Ezio Bosso e Gabriele Baldocci: come vi siete conosciuti e perché una canzone in suo omaggio?
«Prima che lui andasse a Sanremo e facesse il grande salto, un amico comune ci ha messi in contatto nel 2012, quando sono andato a Londra per il mio primo incarico. È nato un rapporto epistolare che è andato avanti negli anni, pur non essendo mai riusciti a incontrarci di persona. Abbiamo percorsi simili alle spalle, anche per storie familiari. Ageless è un brano nato dalla riflessione che quando qualcuno se ne va troppo giovane il resto del mondo gli invecchia intorno. Il singolo, pertanto, è dedicato alla freschezza che si ha nei ricordi di chi ci lascia senza tempo. Ho usato uno stile diverso rispetto al resto del disco, più minimalista, ascoltando tracce su tracce di Ezio Bosso prima di comporlo. Così è venuto fuori l’omaggio che volevo fargli».
E il resto del disco com’è? Quali altri personaggi e storie ci sono dentro?
«Ci sono dei ritratti musicali: uno è dedicato a Paolo Virzì. Siamo amici e gli ho voluto dedicare un brano. Un altro è dedicato a mia moglie, un altro ancora a Barbara Luccini, soprano livornese che ha una voce incredibile; c’è anche un ritratto dedicato a Serena Rose Zerri, poetessa e cantante milanese, mia cara amica. E poi ci sono tre brani trascritti da Mascagni: un livornese che trascrive un livornese. In generale, è un disco che non ha etichette di generi e attraverso il quale voglio raggiungere un pubblico più ampio. Ho una formazione classica e sono già conosciuto in quell’ambito, perciò voglio andare in altre direzioni».
C’è tanto di Livorno nell’album, perfino la produzione targata The Cage. Come è nata questa sinergia?
«Con Toto Barbato (direttore artistico dell’associazione The Cage, ndr), siamo diventati amici durante la pandemia. Lui è un grande fan dei Genesis e ha scoperto che io sono grande amico di uno dei fondatori della band. Una volta gli ho mandato un mio pezzo e lui mi ha proposto di produrre il disco. Questo è un progetto made in Livorno: da qui partiamo per farlo conoscere in Italia e all’estero, spero anche a Livorno. La prima data sarà il 18 ottobre al Monk di Roma».

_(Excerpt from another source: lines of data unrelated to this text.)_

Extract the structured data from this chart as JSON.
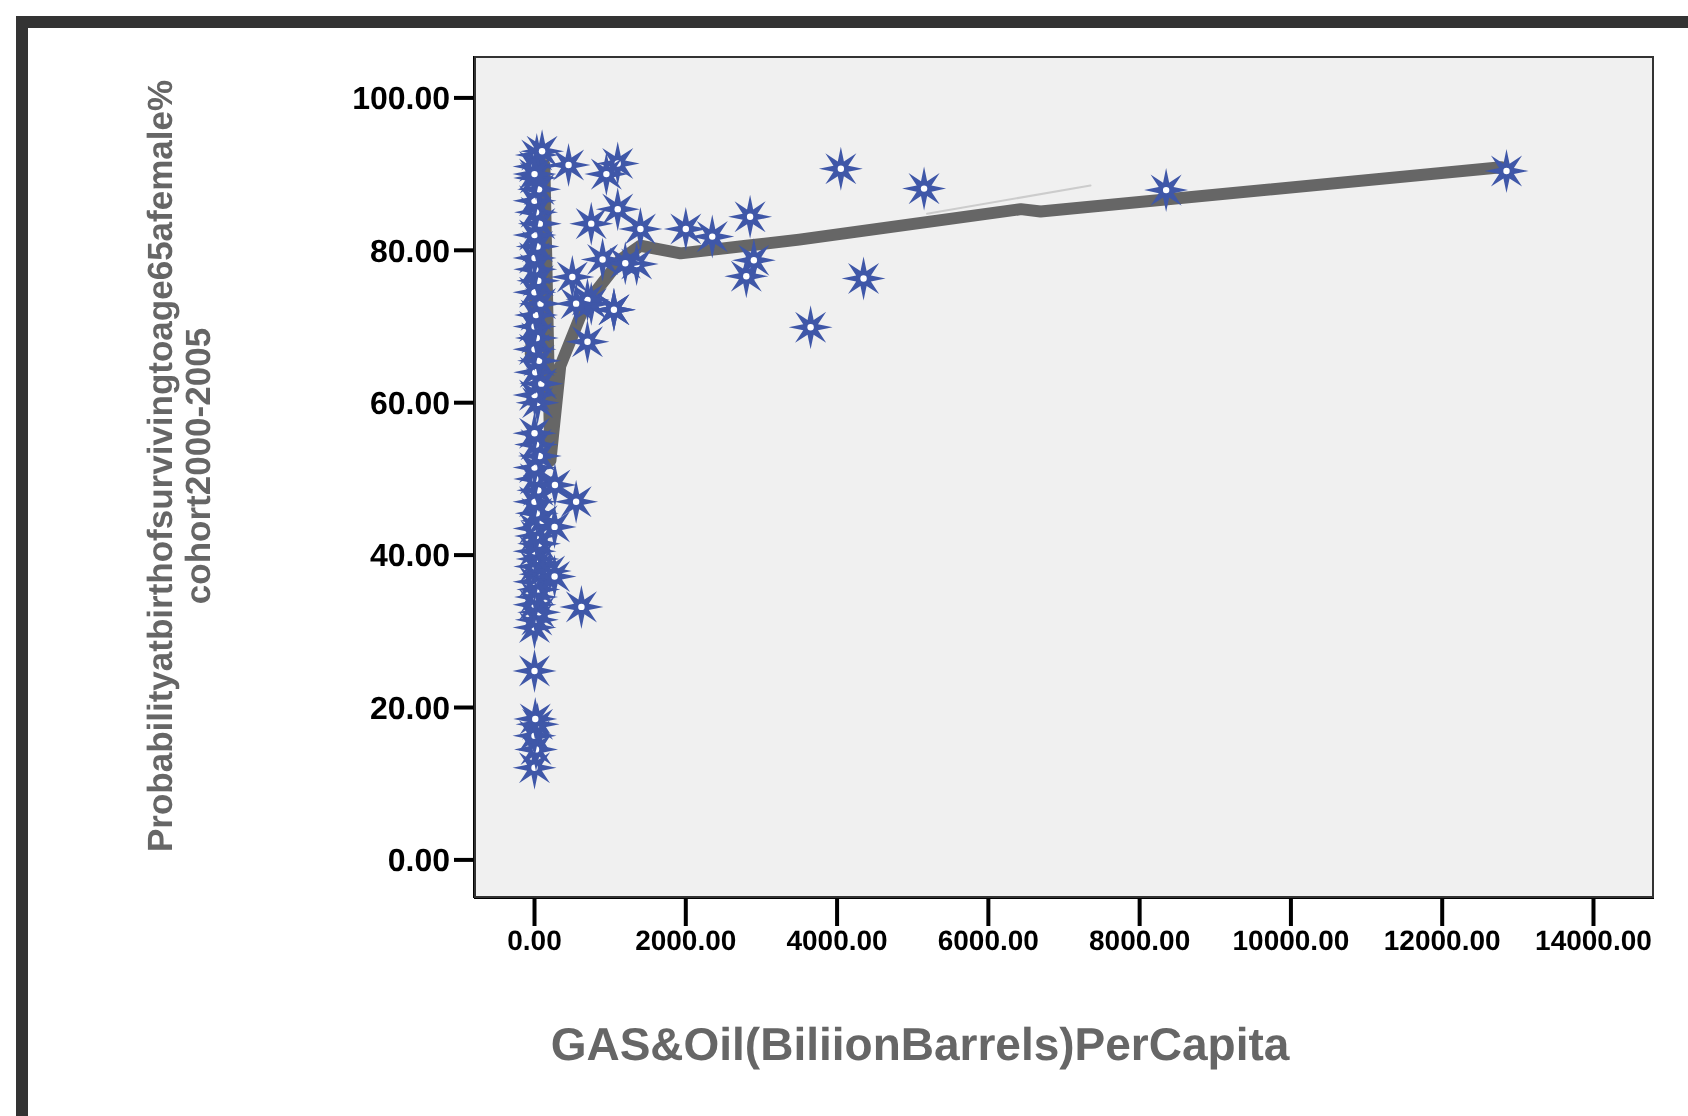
{
  "chart_data": {
    "type": "scatter",
    "xlabel": "GAS&Oil(BiliionBarrels)PerCapita",
    "ylabel": "Probabilityatbirthofsurvivingtoage65afemale%\ncohort2000-2005",
    "xlim": [
      -800,
      14800
    ],
    "ylim": [
      -5,
      105.5
    ],
    "xticks": [
      {
        "value": 0,
        "label": "0.00"
      },
      {
        "value": 2000,
        "label": "2000.00"
      },
      {
        "value": 4000,
        "label": "4000.00"
      },
      {
        "value": 6000,
        "label": "6000.00"
      },
      {
        "value": 8000,
        "label": "8000.00"
      },
      {
        "value": 10000,
        "label": "10000.00"
      },
      {
        "value": 12000,
        "label": "12000.00"
      },
      {
        "value": 14000,
        "label": "14000.00"
      }
    ],
    "yticks": [
      {
        "value": 0,
        "label": "0.00"
      },
      {
        "value": 20,
        "label": "20.00"
      },
      {
        "value": 40,
        "label": "40.00"
      },
      {
        "value": 60,
        "label": "60.00"
      },
      {
        "value": 80,
        "label": "80.00"
      },
      {
        "value": 100,
        "label": "100.00"
      }
    ],
    "grid": false,
    "series": [
      {
        "marker": "star",
        "color": "#3f57a8",
        "x": [
          0,
          20,
          0,
          40,
          10,
          0,
          0,
          30,
          60,
          0,
          20,
          50,
          0,
          80,
          10,
          40,
          0,
          60,
          20,
          0,
          100,
          30,
          0,
          50,
          10,
          0,
          70,
          20,
          0,
          40,
          0,
          90,
          10,
          60,
          0,
          30,
          0,
          20,
          80,
          0,
          50,
          10,
          0,
          40,
          0,
          70,
          20,
          0,
          60,
          10,
          0,
          30,
          100,
          0,
          12850,
          8350,
          5150,
          4050,
          4350,
          3650,
          2850,
          2900,
          2800,
          2350,
          2000,
          1400,
          1350,
          1100,
          950,
          1100,
          750,
          700,
          750,
          1050,
          700,
          500,
          450,
          550,
          620,
          270,
          200,
          265,
          265,
          1200,
          900,
          1050,
          550
        ],
        "values": [
          12.1,
          14.5,
          16.3,
          17.8,
          18.5,
          24.8,
          30.5,
          31.5,
          32.5,
          33.5,
          34.5,
          35.5,
          36.5,
          37.5,
          38.5,
          39.5,
          40.5,
          41.5,
          42.5,
          43.5,
          44.5,
          45.5,
          47,
          48.5,
          50,
          51.5,
          53,
          54.5,
          56,
          60,
          61,
          62.5,
          64,
          65.5,
          67,
          68.5,
          70,
          71.5,
          73,
          74.5,
          76,
          77.5,
          79,
          80.5,
          82,
          83.5,
          85,
          86.5,
          88,
          89.5,
          91,
          92.5,
          93,
          90,
          90.4,
          87.9,
          88.1,
          90.7,
          76.3,
          69.9,
          84.4,
          78.7,
          76.6,
          81.8,
          82.8,
          82.8,
          78.2,
          91.4,
          90,
          85.4,
          83.5,
          68,
          73,
          72.2,
          73.5,
          76.5,
          91.2,
          47,
          33.2,
          49.2,
          37.9,
          43.7,
          37.2,
          78.3,
          78.8,
          72.2,
          73
        ]
      },
      {
        "type": "line",
        "color": "#666666",
        "x": [
          -50,
          130,
          210,
          340,
          660,
          1140,
          1400,
          1930,
          2800,
          3500,
          6430,
          6690,
          12780
        ],
        "values": [
          66.4,
          91.2,
          52.4,
          64.8,
          72.7,
          78.8,
          80.6,
          79.6,
          80.6,
          81.4,
          85.4,
          85.1,
          90.9
        ]
      },
      {
        "type": "line",
        "color": "#cccccc",
        "x": [
          5190,
          7350
        ],
        "values": [
          84.8,
          88.5
        ]
      }
    ]
  }
}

È spesso invitato a tenere masterclass in alcune delle più importanti università e accademie del mondo. Quali altri progetti ha in ballo?
«Ho un’altra uscita a novembre: si tratta dell’ultimo album della mia integrale delle sinfonie Liszt-Beethoven. È un progetto più a carattere internazionale che si era fermato durante la pandemia e adesso riparte».
Quando ha cominciato a suonare?
«Ho cominciato suonando la tastiera a tre anni, poi a nove i primi concerti, crescendo fino a intraprendere una carriera di successo, vincendo premi in numerosi concorsi pianistici come il Casagrande in Italia e il Concorso Martha Argerich a Buenos Aires».
Che cosa pensa se si guarda indietro?
«Penso che oggi, a 43 anni, mi ritrovo in una vita che volevo e ci sono arrivato grazie alle fatiche della mia umile famiglia, grazie ai sacrifici che hanno fatto i miei genitori e alla loro sensibilità. Sono stato fortunato, ho potuto studiare e una grande come Martha Argerich mi ha lanciato, ma tutto nasce dal niente. Si pensa spesso di vivere in un mondo in cui se non hai soldi e non sei raccomandato non arrivi. Invece si può, lavorando tanto, non dando mai niente per scontato e contando sul sostegno e l’affetto di chi ti è vicino».
Che posto occupa Livorno nel suo cuore e nel suo percorso?
«Da quando vivo fuori ho un rapporto migliore con la città. Ho un amore profondo per Livorno, tanto che per anni ho sofferto del fatto che, pur suonando nei più grandi teatri del mondo, non venivo chiamato al Goldoni. Era come non essere riconosciuto dalla mamma. Ora ho fatto pace con tutto e quando torno a Livorno sono felice: non mi aspetto niente, vengo in vacanza, mangio il cacciucco e me la godo».